The function to minimize is critically important. A good idea is to create a function that first calculates the 8 row/column/diagonal sums. Then for each of these values, determine (in absolute) value, how far they are from 15. The return value can be the mean (or max) of these distances.

It might seem sufficient to just swap entries around, but it turns out that it’s easy to get stuck in a bad square for which no swap will really improve things. A better idea is to randomly either

- Swap sites: Pick two sites in the \(3\times 3\) grid and just flip the entries. For example, you could pick the (1,2) site to swap with the (3,3)sites. That means,

\[\begin{array}{|c|c|c|} \hline 1&\mathbf{2}&5\\ \hline 3&7&6\\ \hline 8&4&\mathbf{9}\\ \hline \end{array}\rightarrow\begin{array}{|c|c|c|} \hline 1&\mathbf{9}&5\\ \hline 3&7&6\\ \hline 8&4&\mathbf{2}\\ \hline \end{array} \]

- Swap rows or columns: Pick two rows (or columns) and flip the rows/columns. For example, swap the 1st and 2nd rows.

\[\begin{array}{|c|c|c|} \hline 1&2&5\\ \hline 3&7&6\\ \hline 8&4&9\\ \hline \end{array}\rightarrow\begin{array}{|c|c|c|} \hline 3&7&6\\ \hline 1&2&5\\ \hline 8&4&9\\ \hline \end{array} \]

Hence your move function will have to make a few choices:

- Do you swap sites or row/columns?.
- If you are swapping sites, which two sites?
- If you are swapping row/columns, then decide on rows versus columns. The decide with pair or rows (or columns) to swap.

I suggest writing two functions: **swapSites** and **swapRowCols**, and blending these into your **proposal** function.

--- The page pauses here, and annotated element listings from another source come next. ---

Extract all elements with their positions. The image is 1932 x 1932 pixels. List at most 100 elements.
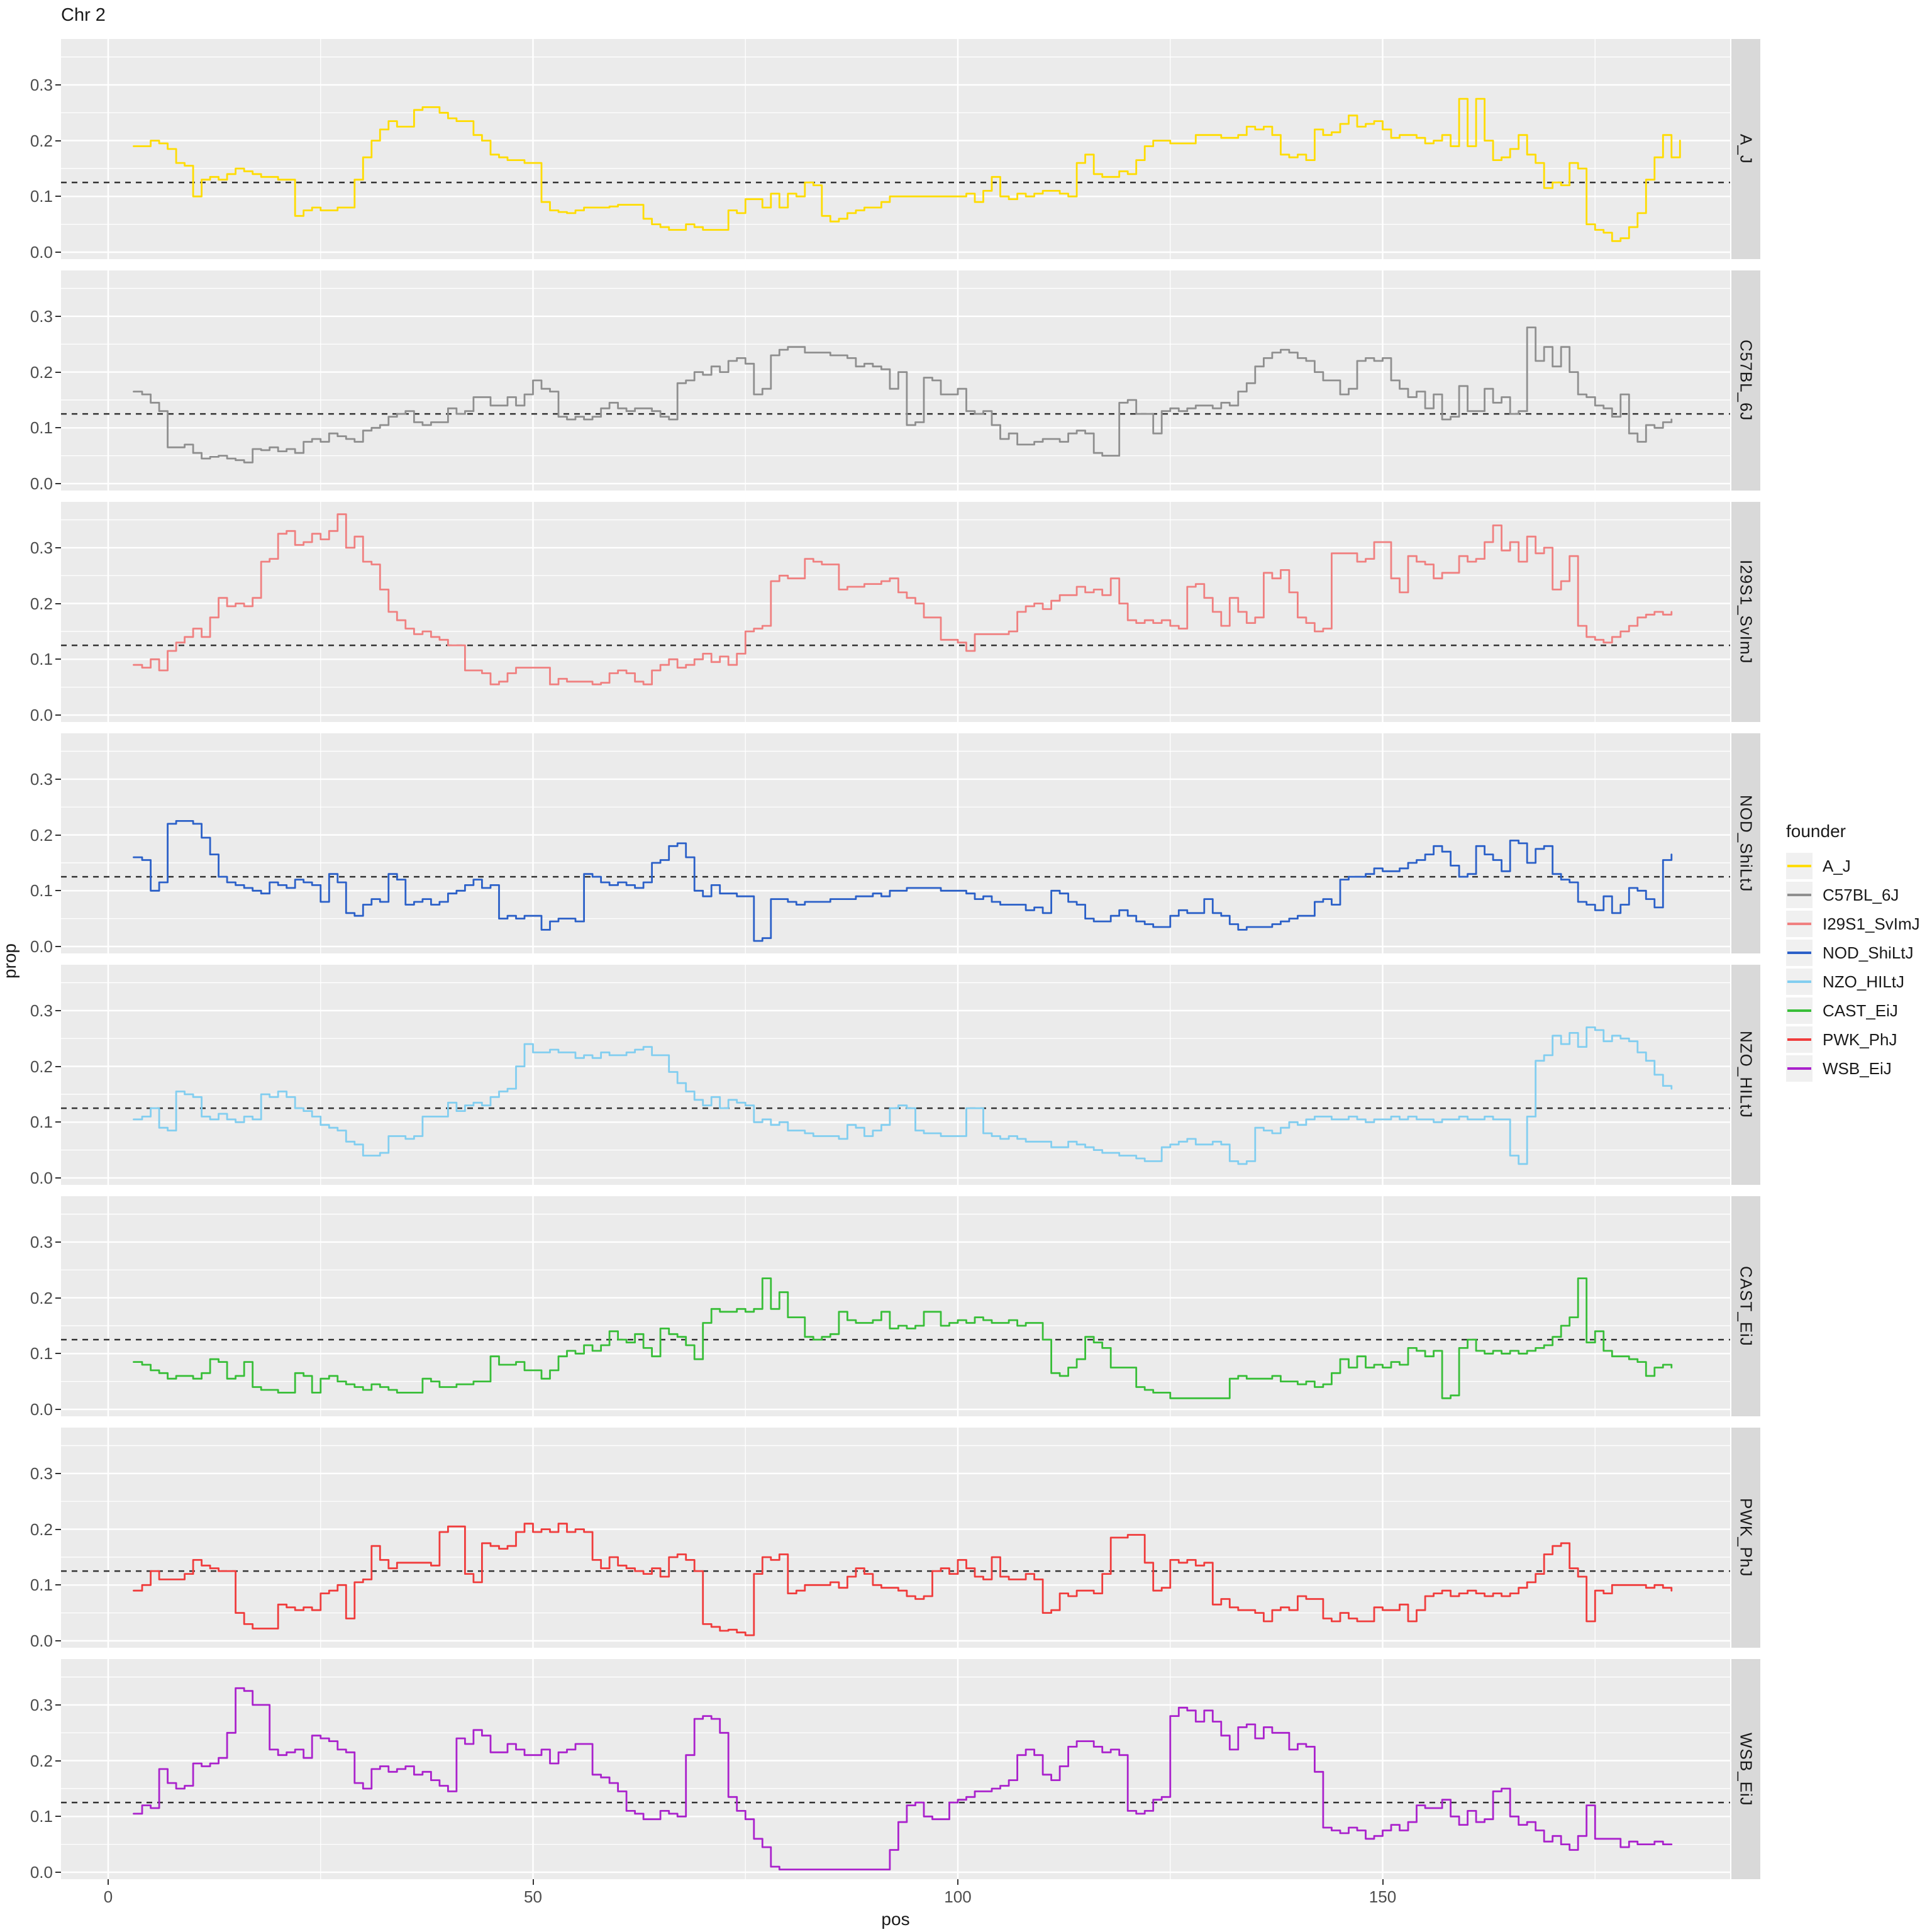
y-tick-label: 0.3 xyxy=(30,1695,53,1714)
legend-key-line xyxy=(1787,980,1811,983)
y-tick-mark xyxy=(55,946,61,947)
y-tick-mark xyxy=(55,1528,61,1530)
legend-key-swatch xyxy=(1786,911,1813,937)
legend-key-line xyxy=(1787,1067,1811,1070)
facet-row-CAST_EiJ: 0.0 0.1 0.2 0.3 CAST_EiJ xyxy=(0,1196,1932,1419)
facet-panel-NOD_ShiLtJ xyxy=(61,733,1730,953)
x-tick-label: 0 xyxy=(103,1887,113,1906)
y-tick-mark xyxy=(55,1872,61,1873)
facet-strip-NOD_ShiLtJ: NOD_ShiLtJ xyxy=(1731,733,1760,953)
y-tick-mark xyxy=(55,483,61,484)
y-tick-mark xyxy=(55,890,61,892)
chart-title: Chr 2 xyxy=(61,5,106,25)
y-tick-label: 0.2 xyxy=(30,131,53,150)
x-tick-mark xyxy=(108,1879,109,1885)
legend-item-WSB_EiJ: WSB_EiJ xyxy=(1786,1054,1920,1083)
facet-strip-label: NZO_HILtJ xyxy=(1736,1031,1756,1119)
x-axis-label: pos xyxy=(881,1909,910,1929)
legend-item-label: C57BL_6J xyxy=(1823,885,1899,904)
y-tick-mark xyxy=(55,1065,61,1067)
legend-item-label: I29S1_SvImJ xyxy=(1823,914,1920,933)
y-tick-label: 0.2 xyxy=(30,1288,53,1307)
y-tick-label: 0.2 xyxy=(30,825,53,845)
facet-strip-WSB_EiJ: WSB_EiJ xyxy=(1731,1659,1760,1879)
legend-item-PWK_PhJ: PWK_PhJ xyxy=(1786,1025,1920,1054)
x-tick-label: 50 xyxy=(524,1887,542,1906)
x-tick-mark xyxy=(1382,1879,1384,1885)
legend-key-line xyxy=(1787,865,1811,867)
y-tick-label: 0.3 xyxy=(30,1463,53,1483)
facet-strip-I29S1_SvImJ: I29S1_SvImJ xyxy=(1731,502,1760,722)
y-tick-label: 0.1 xyxy=(30,881,53,901)
y-tick-mark xyxy=(55,1584,61,1586)
facet-panel-PWK_PhJ xyxy=(61,1428,1730,1648)
y-tick-label: 0.3 xyxy=(30,1232,53,1252)
y-tick-mark xyxy=(55,252,61,253)
y-tick-label: 0.0 xyxy=(30,706,53,724)
series-line-C57BL_6J xyxy=(133,326,1673,464)
y-tick-mark xyxy=(55,714,61,716)
y-tick-label: 0.1 xyxy=(30,650,53,669)
y-tick-label: 0.0 xyxy=(30,1169,53,1187)
legend-item-label: CAST_EiJ xyxy=(1823,1001,1898,1020)
series-line-NOD_ShiLtJ xyxy=(133,820,1673,942)
series-line-WSB_EiJ xyxy=(133,1687,1673,1870)
facet-row-I29S1_SvImJ: 0.0 0.1 0.2 0.3 I29S1_SvImJ xyxy=(0,502,1932,724)
legend-item-label: A_J xyxy=(1823,856,1851,875)
y-tick-label: 0.0 xyxy=(30,474,53,493)
series-line-I29S1_SvImJ xyxy=(133,513,1673,686)
x-tick-mark xyxy=(532,1879,534,1885)
y-tick-mark xyxy=(55,1816,61,1818)
facet-strip-C57BL_6J: C57BL_6J xyxy=(1731,270,1760,491)
y-tick-label: 0.2 xyxy=(30,594,53,613)
y-tick-mark xyxy=(55,315,61,317)
y-tick-label: 0.1 xyxy=(30,1113,53,1132)
y-tick-mark xyxy=(55,1704,61,1706)
y-tick-label: 0.3 xyxy=(30,306,53,326)
legend-items: A_J C57BL_6J I29S1_SvImJ NOD_ShiLtJ NZO_HILt… xyxy=(1786,852,1920,1083)
y-tick-mark xyxy=(55,427,61,429)
facet-strip-label: NOD_ShiLtJ xyxy=(1736,794,1756,892)
legend-title: founder xyxy=(1786,821,1846,841)
legend-key-line xyxy=(1787,1038,1811,1041)
y-tick-label: 0.2 xyxy=(30,1057,53,1076)
facet-strip-label: PWK_PhJ xyxy=(1736,1498,1756,1577)
legend-key-line xyxy=(1787,923,1811,925)
y-tick-label: 0.3 xyxy=(30,75,53,94)
legend-item-C57BL_6J: C57BL_6J xyxy=(1786,880,1920,909)
facet-strip-CAST_EiJ: CAST_EiJ xyxy=(1731,1196,1760,1416)
legend-item-label: WSB_EiJ xyxy=(1823,1058,1892,1078)
y-tick-mark xyxy=(55,1353,61,1355)
legend-item-CAST_EiJ: CAST_EiJ xyxy=(1786,996,1920,1025)
x-tick-label: 100 xyxy=(944,1887,972,1906)
facet-row-NOD_ShiLtJ: 0.0 0.1 0.2 0.3 NOD_ShiLtJ xyxy=(0,733,1932,956)
series-line-CAST_EiJ xyxy=(133,1277,1673,1399)
legend-key-swatch xyxy=(1786,1055,1813,1082)
legend-key-line xyxy=(1787,894,1811,896)
legend-key-swatch xyxy=(1786,1026,1813,1053)
legend-item-I29S1_SvImJ: I29S1_SvImJ xyxy=(1786,909,1920,938)
y-tick-mark xyxy=(55,84,61,86)
y-tick-label: 0.3 xyxy=(30,538,53,557)
facet-row-NZO_HILtJ: 0.0 0.1 0.2 0.3 NZO_HILtJ xyxy=(0,965,1932,1187)
legend: founder A_J C57BL_6J I29S1_SvImJ NOD_ShiLtJ… xyxy=(1786,821,1920,1083)
facet-strip-A_J: A_J xyxy=(1731,39,1760,259)
y-tick-label: 0.2 xyxy=(30,362,53,382)
y-tick-label: 0.3 xyxy=(30,1001,53,1020)
y-tick-label: 0.1 xyxy=(30,187,53,206)
legend-item-A_J: A_J xyxy=(1786,852,1920,880)
legend-key-swatch xyxy=(1786,882,1813,908)
y-tick-mark xyxy=(55,1297,61,1299)
facet-strip-label: CAST_EiJ xyxy=(1736,1266,1756,1346)
facet-strip-label: WSB_EiJ xyxy=(1736,1732,1756,1806)
y-tick-label: 0.0 xyxy=(30,937,53,956)
facet-row-WSB_EiJ: 0.0 0.1 0.2 0.3 WSB_EiJ 0 50 100 150 xyxy=(0,1659,1932,1906)
facet-row-PWK_PhJ: 0.0 0.1 0.2 0.3 PWK_PhJ xyxy=(0,1428,1932,1650)
y-tick-label: 0.3 xyxy=(30,769,53,789)
y-tick-label: 0.0 xyxy=(30,243,53,262)
y-tick-label: 0.1 xyxy=(30,1807,53,1826)
facet-panel-C57BL_6J xyxy=(61,270,1730,491)
legend-key-line xyxy=(1787,952,1811,954)
y-tick-mark xyxy=(55,1121,61,1123)
facet-panel-A_J xyxy=(61,39,1730,259)
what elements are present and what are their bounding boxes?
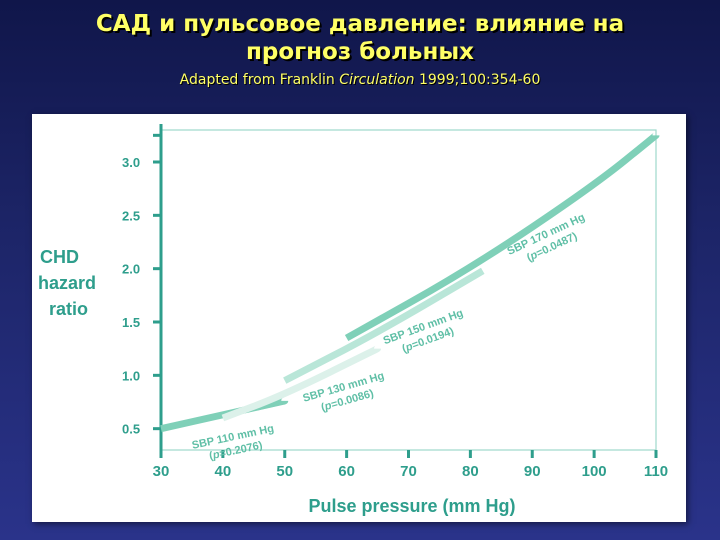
series-lines bbox=[160, 132, 659, 433]
y-axis-ticks bbox=[153, 133, 161, 431]
x-tick-label: 80 bbox=[462, 463, 479, 480]
y-tick-label: 2.5 bbox=[122, 208, 140, 223]
y-tick-label: 3.0 bbox=[122, 155, 140, 170]
y-tick-label: 2.0 bbox=[122, 262, 140, 277]
series-label: SBP 150 mm Hg(p=0.0194) bbox=[382, 307, 465, 355]
slide-title-line-2: прогноз больных bbox=[245, 39, 474, 65]
y-tick-label: 1.0 bbox=[122, 368, 140, 383]
x-tick-label: 100 bbox=[582, 463, 607, 480]
x-tick-label: 30 bbox=[153, 463, 170, 480]
chd-hazard-chart: 0.51.01.52.02.53.0 30 40 50 60 70 80 90 100 110 … bbox=[38, 124, 668, 516]
plot-frame bbox=[160, 129, 657, 451]
y-axis-labels: 0.5 1.0 1.5 2.0 2.5 3.0 bbox=[122, 155, 140, 437]
slide-header: САД и пульсовое давление: влияние на про… bbox=[0, 0, 720, 112]
x-axis-label: Pulse pressure (mm Hg) bbox=[308, 496, 515, 516]
chart-panel: 0.5 1.0 1.5 2.0 2.5 3.0 30 40 50 60 70 80 90 100 110 … bbox=[32, 114, 686, 522]
y-axis-label-line-3: ratio bbox=[49, 299, 88, 319]
citation-suffix: 1999;100:354-60 bbox=[414, 72, 541, 88]
y-axis-label-line-2: hazard bbox=[38, 273, 96, 293]
x-tick-label: 90 bbox=[524, 463, 541, 480]
x-tick-label: 110 bbox=[644, 463, 668, 480]
series-line bbox=[221, 345, 380, 422]
citation-journal: Circulation bbox=[339, 72, 415, 88]
x-axis-labels: 30 40 50 60 70 80 90 100 110 bbox=[153, 463, 668, 480]
series-label: SBP 110 mm Hg(p=0.2076) bbox=[191, 423, 275, 463]
y-axis-label-line-1: CHD bbox=[40, 247, 79, 267]
slide-title-line-1: САД и пульсовое давление: влияние на bbox=[95, 11, 625, 37]
series-line bbox=[283, 267, 485, 384]
series-labels: SBP 110 mm Hg(p=0.2076)SBP 130 mm Hg(p=0… bbox=[191, 211, 587, 463]
x-tick-label: 40 bbox=[215, 463, 232, 480]
y-tick-label: 0.5 bbox=[122, 422, 140, 437]
series-label: SBP 170 mm Hg(p=0.0487) bbox=[505, 211, 586, 264]
series-line bbox=[344, 132, 659, 342]
x-tick-label: 60 bbox=[338, 463, 355, 480]
x-tick-label: 50 bbox=[276, 463, 293, 480]
x-axis-ticks bbox=[159, 450, 658, 458]
citation: Adapted from Franklin Circulation 1999;1… bbox=[0, 72, 720, 88]
x-tick-label: 70 bbox=[400, 463, 417, 480]
citation-prefix: Adapted from Franklin bbox=[179, 72, 340, 88]
y-tick-label: 1.5 bbox=[122, 315, 140, 330]
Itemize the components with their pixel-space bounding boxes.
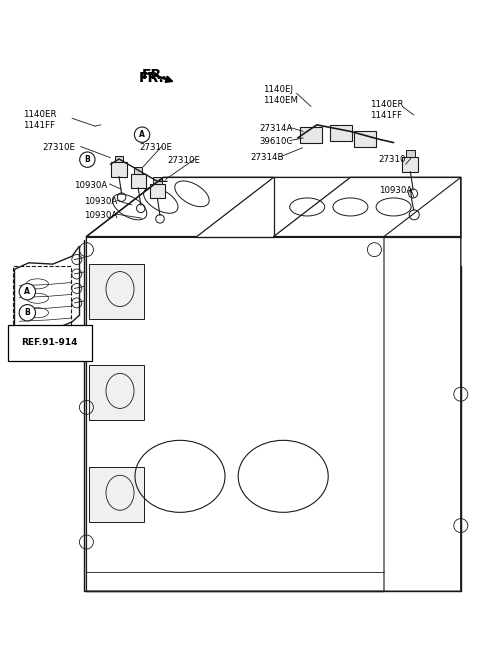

Submit your work to the Magic Squares assignment on Moodle. Your work should be an HTML or PDF file produced using R Markdown. Please delete the examples and discussion prior to the *Assignment* heading from the file that you turn in. This is a minor assignment—it is not necessary to provide a lot of discussion about your answers. This assignment is due on Monday, May 7.